Wednesday, October 19, 2011

Open Season: Tough to beat a Minnesota ruffed grouse hunt

By: Tyler Shoberg, West Fargo Pioneer

 As my dog and I rounded the bend, the birch-laded woods appeared to part like intricately painted cardboard props in a Shakespearian play. A stick- and leaf-strewn path popped into view that almost looked too perfect; too serene.

Late afternoon sunlight filtered through yellow leaves to cast a daylily glow under the pockmarked canopy. The ground mirrored that which hung overhead, as I crunched through a growing carpet of golden leaf litter.

Up ahead, my German wirehaired pointer, Remy, paused his search to sniff the base of a tree. Clad in a blaze-orange skid plate to protect his susceptible underside, the gray-ticked and roan dog perked up suddenly as if remembering what he was out in the woods to do, and raced back into the brush in pursuit of our prey.

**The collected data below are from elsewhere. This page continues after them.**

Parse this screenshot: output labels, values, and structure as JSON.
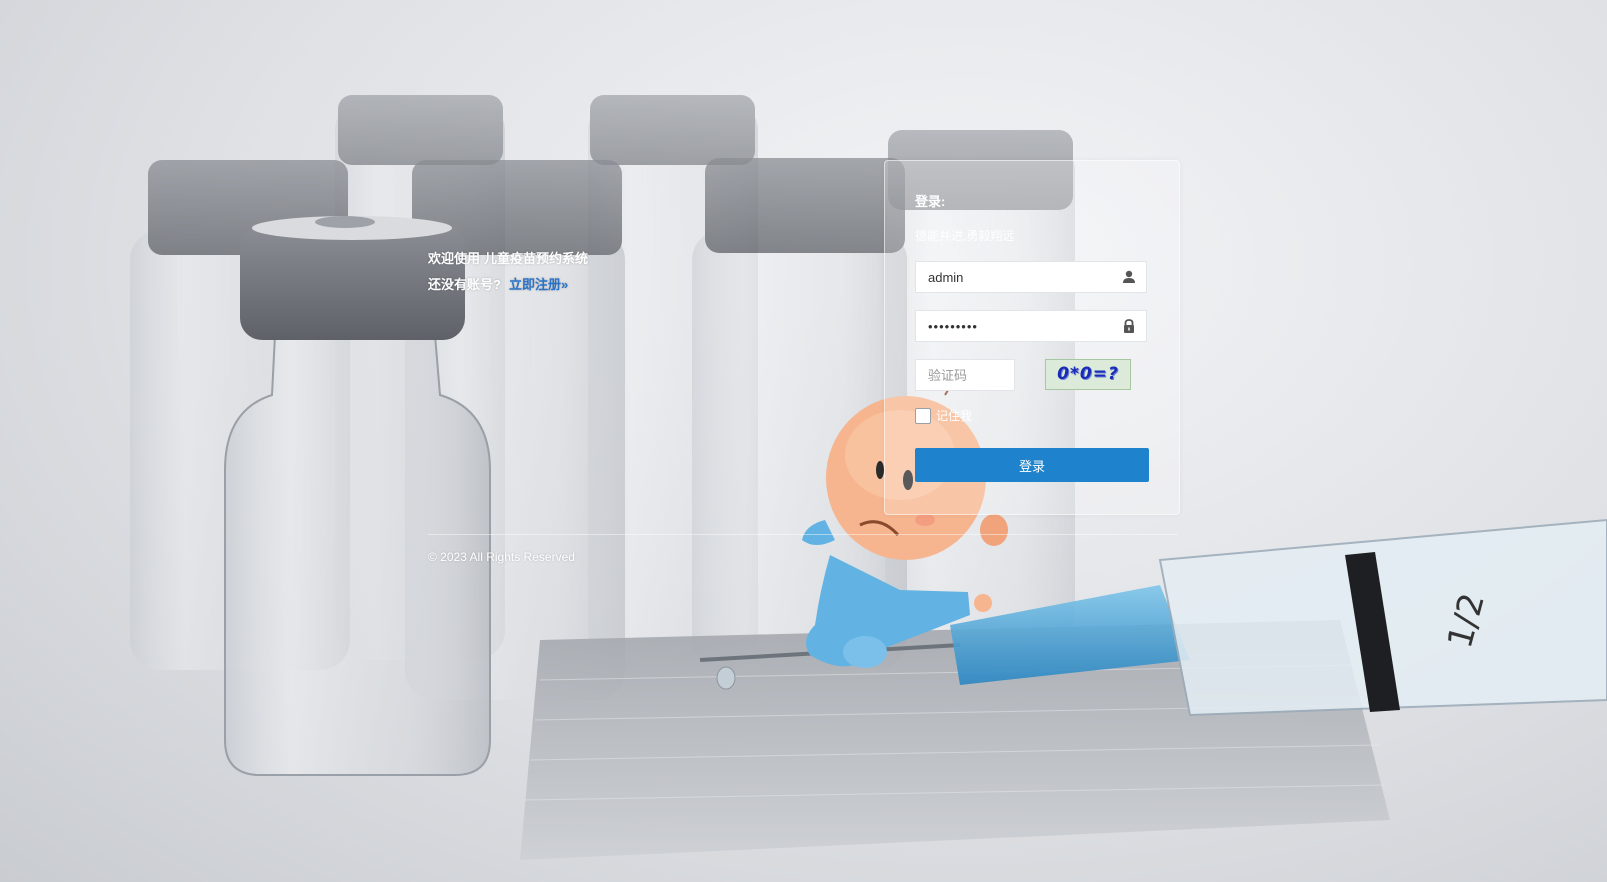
{
  "welcome": {
    "greeting": "欢迎使用",
    "system_name": "儿童疫苗预约系统",
    "no_account_prompt": "还没有账号?",
    "register_link": "立即注册»"
  },
  "login": {
    "title": "登录:",
    "subtitle": "德能并进,勇毅翔远",
    "username_value": "admin",
    "password_value": "•••••••••",
    "captcha_placeholder": "验证码",
    "captcha_text": "0*0=?",
    "remember_label": "记住我",
    "remember_checked": false,
    "submit_label": "登录"
  },
  "footer": {
    "copyright": "© 2023 All Rights Reserved"
  },
  "colors": {
    "primary_button": "#1e82cc",
    "link": "#2a73c9",
    "captcha_text": "#1a2bb5",
    "captcha_bg": "#dcebd9"
  },
  "icons": {
    "username": "user-icon",
    "password": "lock-icon"
  }
}
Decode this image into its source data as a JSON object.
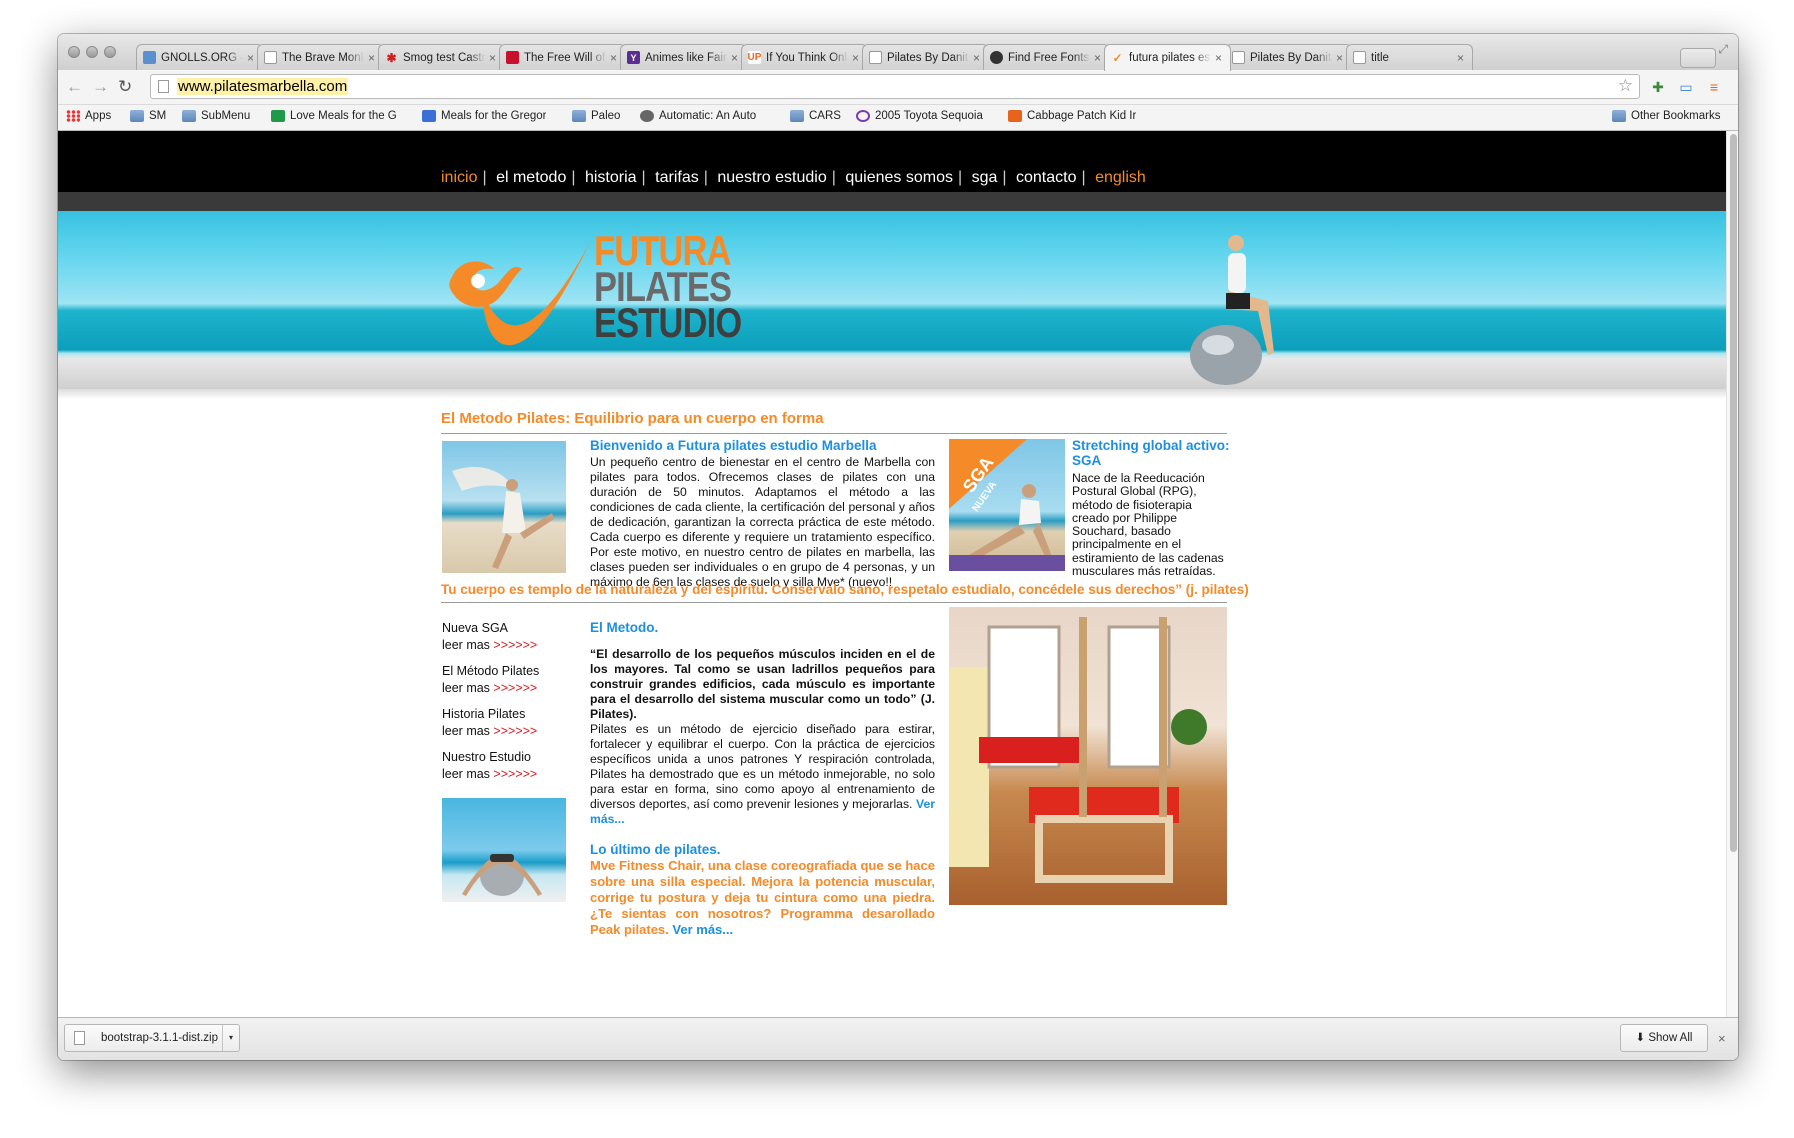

I inhaled deeply, filling my lungs to capacity with the damp, piney, saturating scent of northern Minnesota. With each breath, it was as if I was cleansing myself with a cedar-lined, wood-stoked sauna for the soul.

This was why I was here – this was what fall was all about.

During a person’s lifetime, his or her brain processes, sorts and files seemingly countless moments; from the most finite and simplistic to the long-term and ornate.

Since returning from my most recent trip to Minnesota’s ruffed grouse capitol, I’ve tried desperately to mentally replay the four-day stretch in an effort to keep each and every memory, no matter how obscure, as crisp and clear as when it was made.

But even though it’s been just a few weeks, I can feel the edges blur; the colors fade. Little things, like what I ate for breakfast or how many trails we walked one morning, already are tough to recall.
Other aspects, however, remain crystal clear.

Like the first grouse of the trip; that was a surprise – which, come to think of it, really wasn’t all that surprising.